In kranken Waldbeständen, den sogenannten Kalamitätsflächen, berge der Ausbau zudem eine weitere Gefahr, so Witte: Die Trockenheit mache sie anfällig für Waldbrände, ausgelöst durch brennende Windkraftanlagen. Eine Möglichkeit, die über 200 Meter hohen Anlagen beispielsweise durch die Feuerwehr zu löschen, gebe es allerdings nicht. Ihr Vorschlag: „Wir müssen die Flächen nutzen, die eh schon versiegelt sind“. Anlagen solle man deshalb in der Nähe von Industriegebieten oder Autobahnen bauen, so die Professorin. Denn: „Nur vitale Wälder bringen Ökosystemleistungen“.

Die Veranstaltung war gut besucht. Rund 100 Zuhörer saßen im Saal des Habbels, noch einmal 150 verfolgten die Vorstellung online.
Die Veranstaltung war gut besucht. Rund 100 Zuhörer saßen im Saal des Habbels, noch einmal 150 verfolgten die Vorstellung online. © Eric Steinberg

Der Rechtsanwalt: Toxische Altlasten und Gefährdung indigener Völker

Die Belastung der Umwelt machte auch Rechtsanwalt Thomas Mock zum Thema seines Kurzvortrages. So monierte er die Scheinheiligkeit, mit der über den Abbau der Rohstoffe zur Errichtung der Windkraftanlagen hinweggesehen werde. Für eine Anlage, die fünf Megawatt erzeugt, benötige man beispielsweise 40 Tonnen Kupfer.

Pro Tonne Kupfer würden jedoch etwa 200 Tonnen toxische Altlasten anfallen, die in Form von Giftseen die Umwelt in südamerikanischen Staaten vergiften. Pro Anlage ergäben sich so mehrere tausend Tonnen Altlasten. Durch den Abbau sei jedoch nicht nur die Umwelt vor Ort gefährdet, sondern auch die Lebensgrundlage der indigenen Bevölkerung, die um ihre Landrechte kämpft.

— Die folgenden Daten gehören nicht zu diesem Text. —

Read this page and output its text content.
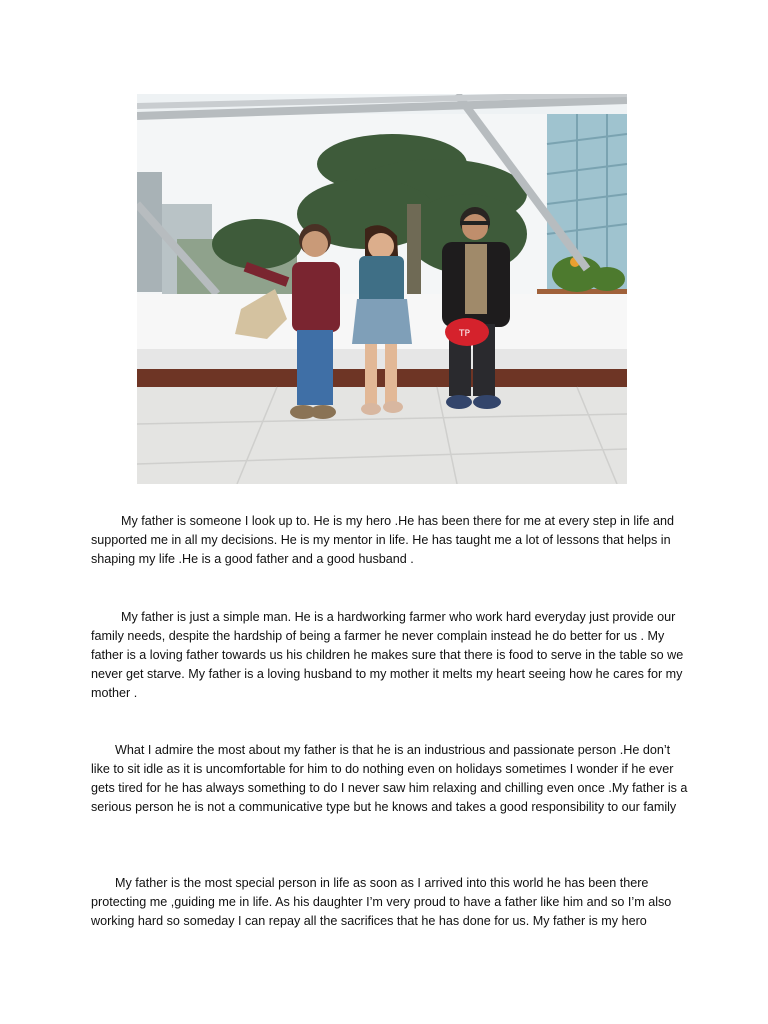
TP

My father is someone I look up to. He is my hero .He has been there for me at every step in life and supported me in all my decisions. He is my mentor in life. He has taught me a lot of lessons that helps in shaping my life .He is a good father and a good husband .

My father is just a simple man. He is a hardworking farmer who work hard everyday just provide our family needs, despite the hardship of being a farmer he never complain instead he do better for us . My father is a loving father towards us his children he makes sure that there is food to serve in the table so we never get starve. My father is a loving husband to my mother it melts my heart seeing how he cares for my mother .

What I admire the most about my father is that he is an industrious and passionate person .He don’t like to sit idle as it is uncomfortable for him to do nothing even on holidays sometimes I wonder if he ever gets tired for he has always something to do I never saw him relaxing and chilling even once .My father is a serious person he is not a communicative type but he knows and takes a good responsibility to our family

My father is the most special person in life as soon as I arrived into this world he has been there protecting me ,guiding me in life. As his daughter I’m very proud to have a father like him and so I’m also working hard so someday I can repay all the sacrifices that he has done for us. My father is my hero
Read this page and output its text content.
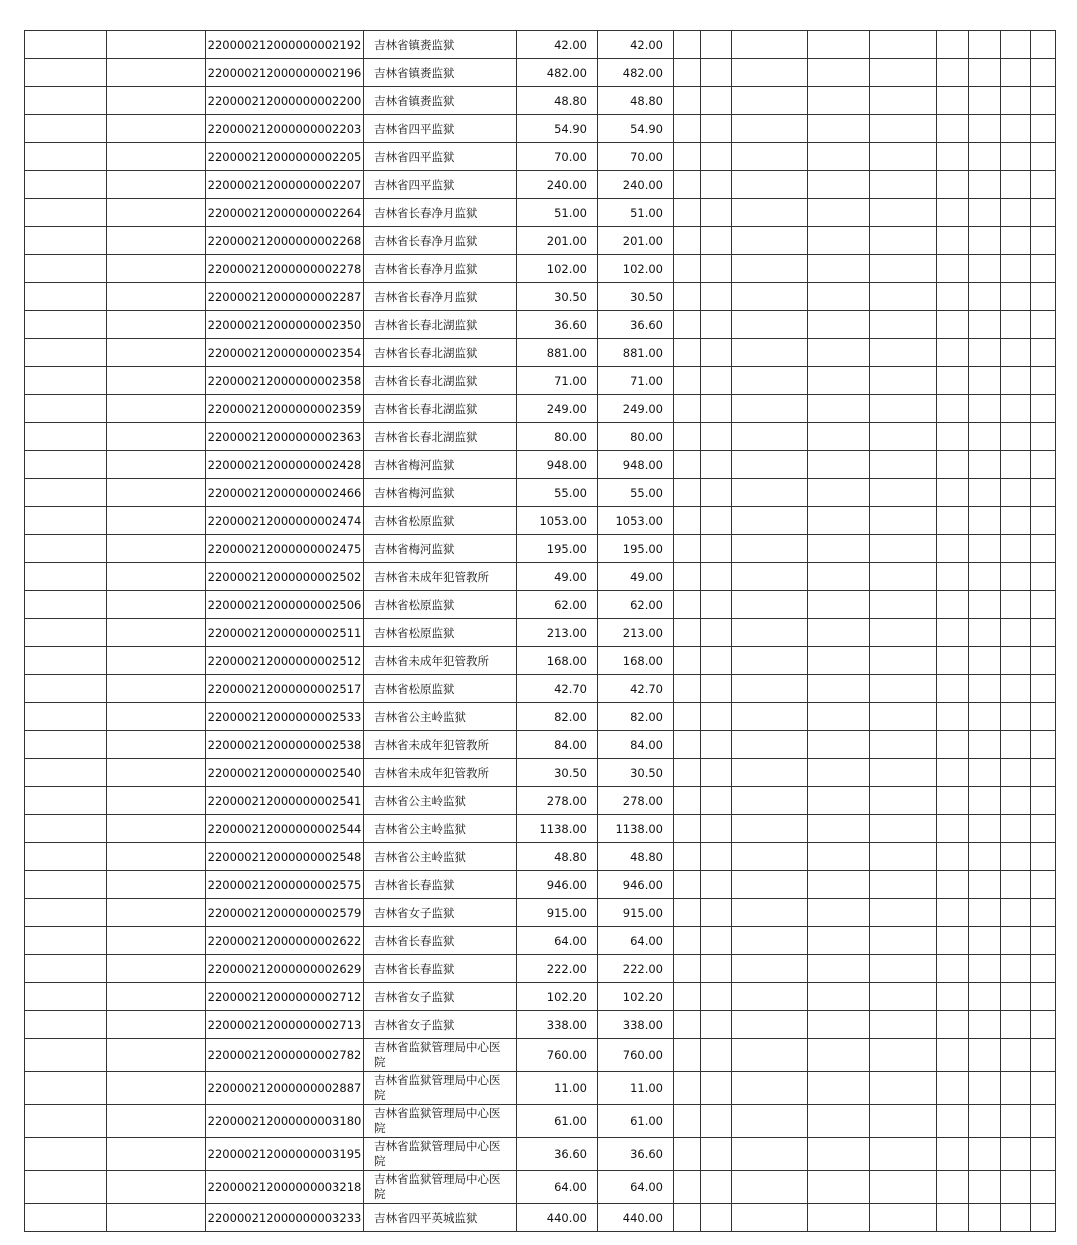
		220000212000000002192	吉林省镇赉监狱	42.00	42.00									
		220000212000000002196	吉林省镇赉监狱	482.00	482.00									
		220000212000000002200	吉林省镇赉监狱	48.80	48.80									
		220000212000000002203	吉林省四平监狱	54.90	54.90									
		220000212000000002205	吉林省四平监狱	70.00	70.00									
		220000212000000002207	吉林省四平监狱	240.00	240.00									
		220000212000000002264	吉林省长春净月监狱	51.00	51.00									
		220000212000000002268	吉林省长春净月监狱	201.00	201.00									
		220000212000000002278	吉林省长春净月监狱	102.00	102.00									
		220000212000000002287	吉林省长春净月监狱	30.50	30.50									
		220000212000000002350	吉林省长春北湖监狱	36.60	36.60									
		220000212000000002354	吉林省长春北湖监狱	881.00	881.00									
		220000212000000002358	吉林省长春北湖监狱	71.00	71.00									
		220000212000000002359	吉林省长春北湖监狱	249.00	249.00									
		220000212000000002363	吉林省长春北湖监狱	80.00	80.00									
		220000212000000002428	吉林省梅河监狱	948.00	948.00									
		220000212000000002466	吉林省梅河监狱	55.00	55.00									
		220000212000000002474	吉林省松原监狱	1053.00	1053.00									
		220000212000000002475	吉林省梅河监狱	195.00	195.00									
		220000212000000002502	吉林省未成年犯管教所	49.00	49.00									
		220000212000000002506	吉林省松原监狱	62.00	62.00									
		220000212000000002511	吉林省松原监狱	213.00	213.00									
		220000212000000002512	吉林省未成年犯管教所	168.00	168.00									
		220000212000000002517	吉林省松原监狱	42.70	42.70									
		220000212000000002533	吉林省公主岭监狱	82.00	82.00									
		220000212000000002538	吉林省未成年犯管教所	84.00	84.00									
		220000212000000002540	吉林省未成年犯管教所	30.50	30.50									
		220000212000000002541	吉林省公主岭监狱	278.00	278.00									
		220000212000000002544	吉林省公主岭监狱	1138.00	1138.00									
		220000212000000002548	吉林省公主岭监狱	48.80	48.80									
		220000212000000002575	吉林省长春监狱	946.00	946.00									
		220000212000000002579	吉林省女子监狱	915.00	915.00									
		220000212000000002622	吉林省长春监狱	64.00	64.00									
		220000212000000002629	吉林省长春监狱	222.00	222.00									
		220000212000000002712	吉林省女子监狱	102.20	102.20									
		220000212000000002713	吉林省女子监狱	338.00	338.00									
		220000212000000002782	吉林省监狱管理局中心医院	760.00	760.00									
		220000212000000002887	吉林省监狱管理局中心医院	11.00	11.00									
		220000212000000003180	吉林省监狱管理局中心医院	61.00	61.00									
		220000212000000003195	吉林省监狱管理局中心医院	36.60	36.60									
		220000212000000003218	吉林省监狱管理局中心医院	64.00	64.00									
		220000212000000003233	吉林省四平英城监狱	440.00	440.00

Der Hotelier: Tourismusbranche in Bedrängnis

Auch Wolfgang Klein, Betreiber des Hotels Kleins Wiese, sieht sich durch eine mögliche Bebauung in unmittelbarer Nähe zu seinem Hotel bedroht: „Dass das Auswirkungen auf das Buchungsverhalten und den Betrieb hat, wenn das Windrad 400 Meter weit weg steht, ist klar.“

Klein sieht die Tourismusbranche in Schmallenberg in Bedrängnis. Man müsse sich die Frage stellen, was passiere, wenn diese Branche in der Stadt keine Investitionen mehr tätige. Dann bleibe der „Benefit“, wie ihn Böckelühr anführte, nicht in den Kommunen.

Der Ingenieur: Ernüchternder Erntefaktor

Ebenso kritisch zeigte sich auch Dieter Köhler. Laut dem Ingenieur mangelt es den Anlagen vor Ort an Effizienz: „Wir sind eine windarme Region“, stellt er fest. „Man muss in die Höhe gehen, um überhaupt ein bisschen Wind zu bekommen“, so Köhler weiter. Der Erntefaktor der örtlichen Anlagen, der das Verhältnis zwischen erzeugter Energie und eingesetzter Energie während der gesamten Lebensdauer beschreibt, sei ernüchternd.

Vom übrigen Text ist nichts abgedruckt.